If there's one thing the financial services industry hates, it's adult supervision.
Last week, Rep. Jeb Hensarling, a Texas Republican who serves as chairman of the House Financial Services Committee, unveiled a plan that he said would rectify the "grave mistake" that was the 2010 Dodd-Frank Act, which tightened the regulatory screws on financial firms and created the Consumer Financial Protection Bureau as an industry watchdog.
"Dodd-Frank's false premise is that an alchemy of Wall Street greed, outsized private risk and massive Washington deregulation almost blew up the world economy," he said in a speech last week to the Economic Club of New York.

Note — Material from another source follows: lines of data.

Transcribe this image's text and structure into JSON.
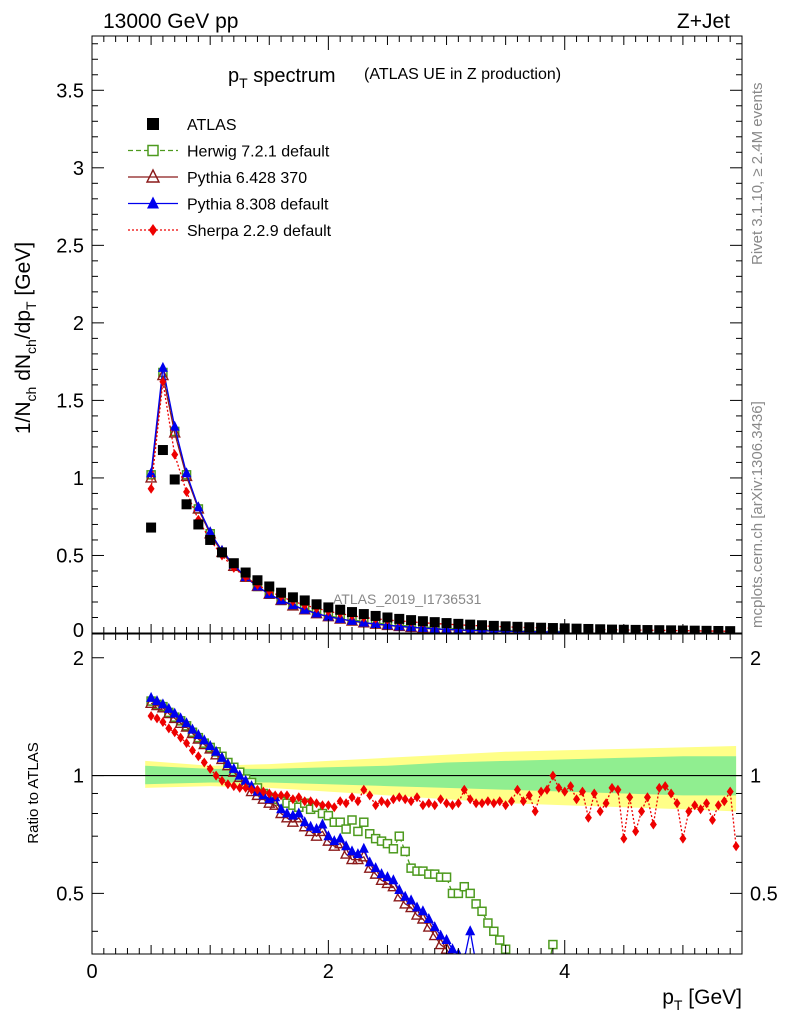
{
  "header": {
    "left": "13000 GeV pp",
    "right": "Z+Jet"
  },
  "side_text": {
    "rivet": "Rivet 3.1.10, ≥ 2.4M events",
    "mcplots": "mcplots.cern.ch [arXiv:1306.3436]"
  },
  "watermark": "ATLAS_2019_I1736531",
  "chart_data": [
    {
      "type": "scatter",
      "title": "p_T spectrum",
      "title_main": "p",
      "title_sub": "T",
      "title_rest": " spectrum",
      "subtitle": "(ATLAS UE in Z production)",
      "ylabel": "1/N_ch dN_ch/dp_T [GeV]",
      "xlim": [
        0,
        5.5
      ],
      "ylim": [
        0,
        3.85
      ],
      "yticks": [
        "0.5",
        "1",
        "1.5",
        "2",
        "2.5",
        "3",
        "3.5"
      ],
      "ytick_values": [
        0.5,
        1,
        1.5,
        2,
        2.5,
        3,
        3.5
      ],
      "ytick_zero": "0",
      "legend": {
        "position": "top-left",
        "entries": [
          "ATLAS",
          "Herwig 7.2.1 default",
          "Pythia 6.428 370",
          "Pythia 8.308 default",
          "Sherpa 2.2.9 default"
        ]
      },
      "x": [
        0.5,
        0.6,
        0.7,
        0.8,
        0.9,
        1.0,
        1.1,
        1.2,
        1.3,
        1.4,
        1.5,
        1.6,
        1.7,
        1.8,
        1.9,
        2.0,
        2.1,
        2.2,
        2.3,
        2.4,
        2.5,
        2.6,
        2.7,
        2.8,
        2.9,
        3.0,
        3.1,
        3.2,
        3.3,
        3.4,
        3.5,
        3.6,
        3.7,
        3.8,
        3.9,
        4.0,
        4.1,
        4.2,
        4.3,
        4.4,
        4.5,
        4.6,
        4.7,
        4.8,
        4.9,
        5.0,
        5.1,
        5.2,
        5.3,
        5.4
      ],
      "series": [
        {
          "name": "ATLAS",
          "color": "#000000",
          "marker": "square-filled",
          "values": [
            0.68,
            1.18,
            0.99,
            0.83,
            0.7,
            0.6,
            0.52,
            0.45,
            0.39,
            0.34,
            0.3,
            0.26,
            0.23,
            0.21,
            0.185,
            0.165,
            0.15,
            0.135,
            0.122,
            0.11,
            0.1,
            0.091,
            0.083,
            0.076,
            0.07,
            0.064,
            0.059,
            0.054,
            0.05,
            0.046,
            0.043,
            0.04,
            0.037,
            0.034,
            0.032,
            0.03,
            0.028,
            0.026,
            0.024,
            0.022,
            0.021,
            0.02,
            0.019,
            0.018,
            0.017,
            0.016,
            0.015,
            0.014,
            0.013,
            0.012
          ]
        },
        {
          "name": "Herwig 7.2.1 default",
          "color": "#4d9a1e",
          "marker": "square-open",
          "dash": "5,3",
          "values": [
            1.02,
            1.68,
            1.3,
            1.02,
            0.8,
            0.64,
            0.52,
            0.43,
            0.36,
            0.3,
            0.25,
            0.21,
            0.18,
            0.155,
            0.13,
            0.112,
            0.097,
            0.085,
            0.074,
            0.065,
            0.057,
            0.05,
            0.044,
            0.039,
            0.034,
            0.03,
            0.027,
            0.024,
            0.021,
            0.019,
            0.017,
            0.015,
            0.013,
            0.012,
            0.011,
            0.01
          ]
        },
        {
          "name": "Pythia 6.428 370",
          "color": "#8b1a1a",
          "marker": "triangle-open",
          "values": [
            1.0,
            1.66,
            1.29,
            1.01,
            0.8,
            0.64,
            0.52,
            0.43,
            0.36,
            0.3,
            0.25,
            0.21,
            0.175,
            0.15,
            0.125,
            0.105,
            0.09,
            0.077,
            0.066,
            0.057,
            0.049,
            0.042,
            0.036,
            0.031,
            0.026,
            0.022,
            0.019,
            0.016,
            0.014,
            0.012,
            0.01,
            0.009,
            0.008,
            0.007,
            0.006,
            0.005
          ]
        },
        {
          "name": "Pythia 8.308 default",
          "color": "#0000ee",
          "marker": "triangle-filled",
          "values": [
            1.03,
            1.71,
            1.33,
            1.03,
            0.81,
            0.65,
            0.53,
            0.44,
            0.36,
            0.3,
            0.25,
            0.21,
            0.18,
            0.15,
            0.126,
            0.106,
            0.091,
            0.078,
            0.067,
            0.058,
            0.05,
            0.043,
            0.037,
            0.032,
            0.027,
            0.023,
            0.02,
            0.017,
            0.015,
            0.013,
            0.011,
            0.01,
            0.009,
            0.008,
            0.007,
            0.006
          ]
        },
        {
          "name": "Sherpa 2.2.9 default",
          "color": "#ee0000",
          "marker": "diamond-filled",
          "dash": "2,2",
          "values": [
            0.93,
            1.62,
            1.15,
            0.91,
            0.73,
            0.6,
            0.5,
            0.42,
            0.36,
            0.31,
            0.27,
            0.235,
            0.205,
            0.18,
            0.16,
            0.14,
            0.125,
            0.112,
            0.1,
            0.092,
            0.084,
            0.078,
            0.072,
            0.066,
            0.061,
            0.057,
            0.053,
            0.049,
            0.046,
            0.043,
            0.04,
            0.037,
            0.035,
            0.033,
            0.031,
            0.029,
            0.027,
            0.025,
            0.023,
            0.021,
            0.02,
            0.019,
            0.018,
            0.017,
            0.016,
            0.015,
            0.014,
            0.013,
            0.012,
            0.011
          ]
        }
      ]
    },
    {
      "type": "scatter",
      "ylabel": "Ratio to ATLAS",
      "xlabel": "p_T [GeV]",
      "xlabel_main": "p",
      "xlabel_sub": "T",
      "xlabel_rest": " [GeV]",
      "xlim": [
        0,
        5.5
      ],
      "ylim": [
        0.35,
        2.3
      ],
      "xticks": [
        "0",
        "2",
        "4"
      ],
      "xtick_values": [
        0,
        2,
        4
      ],
      "yticks": [
        "0.5",
        "1",
        "2"
      ],
      "ytick_values": [
        0.5,
        1,
        2
      ],
      "band": {
        "x": [
          0.45,
          1.0,
          1.5,
          2.0,
          2.5,
          3.0,
          3.5,
          4.0,
          4.5,
          5.0,
          5.45
        ],
        "inner_up": [
          1.06,
          1.04,
          1.04,
          1.05,
          1.06,
          1.08,
          1.09,
          1.1,
          1.11,
          1.12,
          1.12
        ],
        "inner_down": [
          0.95,
          0.96,
          0.96,
          0.95,
          0.94,
          0.93,
          0.92,
          0.91,
          0.9,
          0.89,
          0.89
        ],
        "outer_up": [
          1.09,
          1.06,
          1.07,
          1.09,
          1.11,
          1.13,
          1.15,
          1.16,
          1.17,
          1.18,
          1.19
        ],
        "outer_down": [
          0.93,
          0.94,
          0.93,
          0.91,
          0.89,
          0.87,
          0.85,
          0.84,
          0.83,
          0.82,
          0.81
        ],
        "inner_color": "#90ee90",
        "outer_color": "#ffff88"
      },
      "series": [
        {
          "name": "Herwig 7.2.1 default",
          "color": "#4d9a1e",
          "marker": "square-open",
          "dash": "5,3",
          "x": [
            0.5,
            0.55,
            0.6,
            0.65,
            0.7,
            0.75,
            0.8,
            0.85,
            0.9,
            0.95,
            1.0,
            1.05,
            1.1,
            1.15,
            1.2,
            1.25,
            1.3,
            1.35,
            1.4,
            1.45,
            1.5,
            1.55,
            1.6,
            1.65,
            1.7,
            1.75,
            1.8,
            1.85,
            1.9,
            1.95,
            2.0,
            2.05,
            2.1,
            2.15,
            2.2,
            2.25,
            2.3,
            2.35,
            2.4,
            2.45,
            2.5,
            2.55,
            2.6,
            2.65,
            2.7,
            2.75,
            2.8,
            2.85,
            2.9,
            2.95,
            3.0,
            3.05,
            3.1,
            3.15,
            3.2,
            3.25,
            3.3,
            3.35,
            3.4,
            3.45,
            3.5,
            3.55,
            3.6,
            3.65,
            3.7,
            3.75,
            3.8,
            3.85,
            3.9
          ],
          "values": [
            1.55,
            1.52,
            1.5,
            1.45,
            1.41,
            1.38,
            1.34,
            1.29,
            1.25,
            1.21,
            1.18,
            1.15,
            1.12,
            1.08,
            1.05,
            1.02,
            0.98,
            0.96,
            0.93,
            0.9,
            0.88,
            0.87,
            0.86,
            0.85,
            0.84,
            0.83,
            0.85,
            0.82,
            0.83,
            0.8,
            0.79,
            0.76,
            0.76,
            0.73,
            0.77,
            0.72,
            0.76,
            0.71,
            0.69,
            0.68,
            0.67,
            0.65,
            0.7,
            0.64,
            0.58,
            0.57,
            0.57,
            0.56,
            0.56,
            0.55,
            0.55,
            0.5,
            0.5,
            0.52,
            0.5,
            0.47,
            0.45,
            0.42,
            0.4,
            0.38,
            0.36,
            0.34,
            0.33,
            0.32,
            0.31,
            0.3,
            0.31,
            0.31,
            0.37
          ]
        },
        {
          "name": "Pythia 6.428 370",
          "color": "#8b1a1a",
          "marker": "triangle-open",
          "x": [
            0.5,
            0.55,
            0.6,
            0.65,
            0.7,
            0.75,
            0.8,
            0.85,
            0.9,
            0.95,
            1.0,
            1.05,
            1.1,
            1.15,
            1.2,
            1.25,
            1.3,
            1.35,
            1.4,
            1.45,
            1.5,
            1.55,
            1.6,
            1.65,
            1.7,
            1.75,
            1.8,
            1.85,
            1.9,
            1.95,
            2.0,
            2.05,
            2.1,
            2.15,
            2.2,
            2.25,
            2.3,
            2.35,
            2.4,
            2.45,
            2.5,
            2.55,
            2.6,
            2.65,
            2.7,
            2.75,
            2.8,
            2.85,
            2.9,
            2.95,
            3.0,
            3.05,
            3.1,
            3.15,
            3.2,
            3.25,
            3.3
          ],
          "values": [
            1.53,
            1.51,
            1.49,
            1.44,
            1.4,
            1.36,
            1.33,
            1.28,
            1.24,
            1.2,
            1.17,
            1.13,
            1.1,
            1.06,
            1.02,
            0.99,
            0.95,
            0.91,
            0.89,
            0.87,
            0.85,
            0.84,
            0.8,
            0.78,
            0.76,
            0.78,
            0.74,
            0.72,
            0.7,
            0.72,
            0.68,
            0.66,
            0.67,
            0.63,
            0.61,
            0.61,
            0.62,
            0.58,
            0.56,
            0.54,
            0.53,
            0.52,
            0.49,
            0.47,
            0.46,
            0.44,
            0.43,
            0.41,
            0.39,
            0.37,
            0.36,
            0.34,
            0.33,
            0.32,
            0.31,
            0.3,
            0.3
          ]
        },
        {
          "name": "Pythia 8.308 default",
          "color": "#0000ee",
          "marker": "triangle-filled",
          "x": [
            0.5,
            0.55,
            0.6,
            0.65,
            0.7,
            0.75,
            0.8,
            0.85,
            0.9,
            0.95,
            1.0,
            1.05,
            1.1,
            1.15,
            1.2,
            1.25,
            1.3,
            1.35,
            1.4,
            1.45,
            1.5,
            1.55,
            1.6,
            1.65,
            1.7,
            1.75,
            1.8,
            1.85,
            1.9,
            1.95,
            2.0,
            2.05,
            2.1,
            2.15,
            2.2,
            2.25,
            2.3,
            2.35,
            2.4,
            2.45,
            2.5,
            2.55,
            2.6,
            2.65,
            2.7,
            2.75,
            2.8,
            2.85,
            2.9,
            2.95,
            3.0,
            3.05,
            3.1,
            3.15,
            3.2,
            3.25
          ],
          "values": [
            1.58,
            1.55,
            1.52,
            1.48,
            1.44,
            1.4,
            1.36,
            1.31,
            1.27,
            1.23,
            1.19,
            1.15,
            1.11,
            1.07,
            1.04,
            1.0,
            0.97,
            0.94,
            0.91,
            0.89,
            0.87,
            0.88,
            0.82,
            0.8,
            0.79,
            0.8,
            0.76,
            0.74,
            0.73,
            0.75,
            0.7,
            0.68,
            0.69,
            0.66,
            0.64,
            0.63,
            0.65,
            0.6,
            0.58,
            0.56,
            0.55,
            0.54,
            0.51,
            0.49,
            0.48,
            0.46,
            0.45,
            0.43,
            0.41,
            0.39,
            0.38,
            0.36,
            0.35,
            0.34,
            0.4,
            0.33
          ]
        },
        {
          "name": "Sherpa 2.2.9 default",
          "color": "#ee0000",
          "marker": "diamond-filled",
          "dash": "2,2",
          "x": [
            0.5,
            0.55,
            0.6,
            0.65,
            0.7,
            0.75,
            0.8,
            0.85,
            0.9,
            0.95,
            1.0,
            1.05,
            1.1,
            1.15,
            1.2,
            1.25,
            1.3,
            1.35,
            1.4,
            1.45,
            1.5,
            1.55,
            1.6,
            1.65,
            1.7,
            1.75,
            1.8,
            1.85,
            1.9,
            1.95,
            2.0,
            2.05,
            2.1,
            2.15,
            2.2,
            2.25,
            2.3,
            2.35,
            2.4,
            2.45,
            2.5,
            2.55,
            2.6,
            2.65,
            2.7,
            2.75,
            2.8,
            2.85,
            2.9,
            2.95,
            3.0,
            3.05,
            3.1,
            3.15,
            3.2,
            3.25,
            3.3,
            3.35,
            3.4,
            3.45,
            3.5,
            3.55,
            3.6,
            3.65,
            3.7,
            3.75,
            3.8,
            3.85,
            3.9,
            3.95,
            4.0,
            4.05,
            4.1,
            4.15,
            4.2,
            4.25,
            4.3,
            4.35,
            4.4,
            4.45,
            4.5,
            4.55,
            4.6,
            4.65,
            4.7,
            4.75,
            4.8,
            4.85,
            4.9,
            4.95,
            5.0,
            5.05,
            5.1,
            5.15,
            5.2,
            5.25,
            5.3,
            5.35,
            5.4,
            5.45
          ],
          "values": [
            1.42,
            1.4,
            1.37,
            1.32,
            1.29,
            1.25,
            1.21,
            1.16,
            1.12,
            1.08,
            1.04,
            1.0,
            0.97,
            0.95,
            0.94,
            0.93,
            0.93,
            0.92,
            0.92,
            0.91,
            0.9,
            0.89,
            0.89,
            0.89,
            0.87,
            0.88,
            0.86,
            0.86,
            0.85,
            0.84,
            0.84,
            0.83,
            0.86,
            0.85,
            0.88,
            0.86,
            0.92,
            0.89,
            0.84,
            0.86,
            0.85,
            0.87,
            0.88,
            0.87,
            0.86,
            0.88,
            0.84,
            0.85,
            0.84,
            0.87,
            0.85,
            0.84,
            0.85,
            0.92,
            0.87,
            0.85,
            0.85,
            0.86,
            0.85,
            0.86,
            0.84,
            0.86,
            0.92,
            0.86,
            0.89,
            0.81,
            0.91,
            0.92,
            1.0,
            0.93,
            0.91,
            0.94,
            0.87,
            0.91,
            0.78,
            0.9,
            0.81,
            0.85,
            0.93,
            0.92,
            0.69,
            0.88,
            0.72,
            0.81,
            0.88,
            0.75,
            0.93,
            0.94,
            0.9,
            0.85,
            0.69,
            0.81,
            0.84,
            0.82,
            0.85,
            0.77,
            0.84,
            0.86,
            0.91,
            0.66
          ]
        }
      ]
    }
  ]
}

"It wasn't deregulation that caused the financial crisis," Hensarling said. "It was dumb regulation."
As for greed, he said, "When hasn't there been an element of greed on Wall Street?"
Boys will be boys, right?
Hensarling would fix things by throwing out large sections of the law.
"He'd gut Dodd-Frank and gut the Consumer Financial Protection Bureau," said Deepak Gupta, a Washington lawyer who previously worked as senior counsel for the watchdog agency. "Jeb Hensarling is a wholly owned subsidiary of the financial services industry."
Too harsh? Not when you consider that, according to the Center for Responsive Politics, Hensarling has received more than $5.5 million from financial firms and industry groups since being elected to the House in 2002. The top two contributors to his political endeavors are JPMorgan Chase ($105,000) and the American Bankers Assn. ($85,000).
In the 2014 election cycle, Hensarling was Congress' No. 1 recipient of cash from payday lenders ($68,000), which are strongly against proposed rules from the CFPB that would rein in their operations.
Hensarling's office steered me to the Financial Services Committee for a comment. Jeff Emerson, a committee spokesman, said Hensarling has opposed Dodd-Frank since its introduction and "his record has been consistent and transparent."
Hensarling's planned legislation -- the misleadingly titled Financial Choice Act -- would roll back significant portions of Dodd-Frank. Among other things, it would do away with the so-called Volcker Rule, which limits a bank's ability to use its own accounts to make risky speculative investments.
It would radically revamp the CFPB by renaming it the Consumer Financial Opportunity Commission and replacing its sole director with a five-member bipartisan commission. The commission's mandate would be not just protecting consumers but also safeguarding the well-being of financial services markets.
Hensarling's bill would make the rejiggered agency more beholden to Congress by giving lawmakers say over the agency's funding. Currently, the bureau's funds come not from Congress but from the Federal Reserve.
"Hensarling and Republicans on the House Financial Services Committee can't stand this," Gupta said. "It means they don't have control over the purse strings."
A spokesman for the bureau declined to comment.
Of course, the financial services industry is thrilled with Hensarling's proposals.
"Every law can be improved and Dodd-Frank is no exception," said Jeff Sigmund, a spokesman for the American Bankers Assn. "Today, it is not unusual to hear bankers from strong, healthy banks say they are ready to sell because the regulatory burden has become too much to manage."
Tom Quaadman, senior vice president of the U.S. Chamber of Commerce, told me the changes proposed for the CFPB would result in a more effective, more accountable agency.
"Congressional oversight is important to make sure the rights of people and businesses aren't being trampled upon," he said.
Consumer advocates see a different agenda at work.
"This plan doesn't get tough on banks," the advocacy group Americans for Financial Reform said in a statement. "It gets tough on the regulators policing them."
Liz Ryan Murray, policy director of the People's Action Institute, which represents grass-roots organizations, said the millions in contributions showered on Hensarling "bought a really good friend in Congress."
Is there room for improvement in Dodd-Frank? Yes. Some regulations, such as capital requirements, that are intended to keep big banks healthy might be too stringent for smaller institutions.
But there's no disputing the success of the CFPB. Since its founding in 2010, the bureau has secured more than $11 billion in relief for more than 25 million consumers harmed by dubious financial practices.
In other words, it made financial firms behave responsibly, in a grown-up fashion.
The industry clearly would prefer to go back to the way things were before.